If you moved an existing resource in a module, you need to update the state:
$ terraform state mv aws_iam_role.role1 module.mymodule
15. Command: import
The terraform import command is used to import existing resources into Terraform.
Usage: terraform import [options] ADDRESS ID
Import will find the existing resource from ID and import it into your Terraform state at the given ADDRESS.
How to Import Existing Resource in Terraform?
If you have an existing resource in your infrastructure provider, you can import it in your Terraform state:
$ terraform import aws_iam_policy.elastic_post
arn:aws:iam::123456789:policy/elastic_post
16. Command: login
The terraform login command can be used to automatically obtain and save an API token for Terraform Cloud, Terraform Enterprise, or any other host that offers Terraform services.

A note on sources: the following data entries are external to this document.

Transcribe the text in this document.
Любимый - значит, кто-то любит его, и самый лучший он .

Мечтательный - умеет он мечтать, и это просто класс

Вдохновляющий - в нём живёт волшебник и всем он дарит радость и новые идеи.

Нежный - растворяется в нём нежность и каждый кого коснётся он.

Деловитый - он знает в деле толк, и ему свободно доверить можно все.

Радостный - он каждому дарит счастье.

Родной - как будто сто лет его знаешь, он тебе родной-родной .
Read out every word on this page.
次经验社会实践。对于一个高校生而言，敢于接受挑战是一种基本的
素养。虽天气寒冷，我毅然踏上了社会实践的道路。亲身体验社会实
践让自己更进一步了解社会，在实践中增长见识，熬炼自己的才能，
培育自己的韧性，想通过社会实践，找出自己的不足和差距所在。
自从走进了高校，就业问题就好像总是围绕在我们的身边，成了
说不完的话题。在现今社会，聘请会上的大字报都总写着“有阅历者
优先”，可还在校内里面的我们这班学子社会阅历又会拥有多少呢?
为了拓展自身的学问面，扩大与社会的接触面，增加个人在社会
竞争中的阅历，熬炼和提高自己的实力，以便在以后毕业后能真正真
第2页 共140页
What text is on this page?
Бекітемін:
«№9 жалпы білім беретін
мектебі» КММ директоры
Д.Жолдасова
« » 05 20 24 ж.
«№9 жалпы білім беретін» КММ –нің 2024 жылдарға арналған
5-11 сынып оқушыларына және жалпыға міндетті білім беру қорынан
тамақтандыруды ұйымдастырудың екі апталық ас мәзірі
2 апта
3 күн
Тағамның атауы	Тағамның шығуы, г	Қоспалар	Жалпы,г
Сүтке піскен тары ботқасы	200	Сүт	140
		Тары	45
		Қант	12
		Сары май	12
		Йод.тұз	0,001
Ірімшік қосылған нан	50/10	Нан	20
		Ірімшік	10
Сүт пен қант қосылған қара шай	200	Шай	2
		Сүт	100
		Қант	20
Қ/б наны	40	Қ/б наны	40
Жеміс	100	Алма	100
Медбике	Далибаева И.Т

Usage: terraform login [hostname]
Note: If you don’t provide an explicit hostname, Terraform will assume you want to log in to Terraform Cloud at app.terraform.io.
17. Command: taint
The terraform taint command manually marks a Terraform-managed resource as tainted, forcing it to be destroyed and recreated on the next apply.
Usage: terraform taint [options] address
Note: The address argument is the address of the resource to mark as tainted. The address is in the resource address syntax syntax, as shown in the output from other commands, such as: aws_security_group.allow_all , aws_instance.foo , aws_instance.bar[1].
18. Command: fmt
Runs terraform fmt to validate all Terraform files in a directory are in the canonical format. If any files differ, this action will comment back on the pull request with the diffs of each file.
Usage: terraform fmt [options] [DIR]
This action succeeds if terraform fmt runs without error.
By default, fmt scans the current directory for configuration files. If the dir argument is provided then it will scan that given directory instead. If dir is a single dash (-) then fmt will read from standard input (STDIN).
19. Command: output
The terraform output command is used to extract the value of an output variable from the state file.
Usage: terraform output [options] [NAME]
With no additional arguments, output will display all the outputs for the root module. If an output NAME is specified, only the value of that output is printed.
20. Command: logout
The terraform logout command is used to remove credentials stored by terraform login. These credentials are API tokens for Terraform Cloud, Terraform Enterprise, or any other host that offers Terraform services.
Usage: terraform logout [hostname]
If you don’t provide an explicit hostname, Terraform will assume you want to log out of Terraform Cloud at app.terraform.io.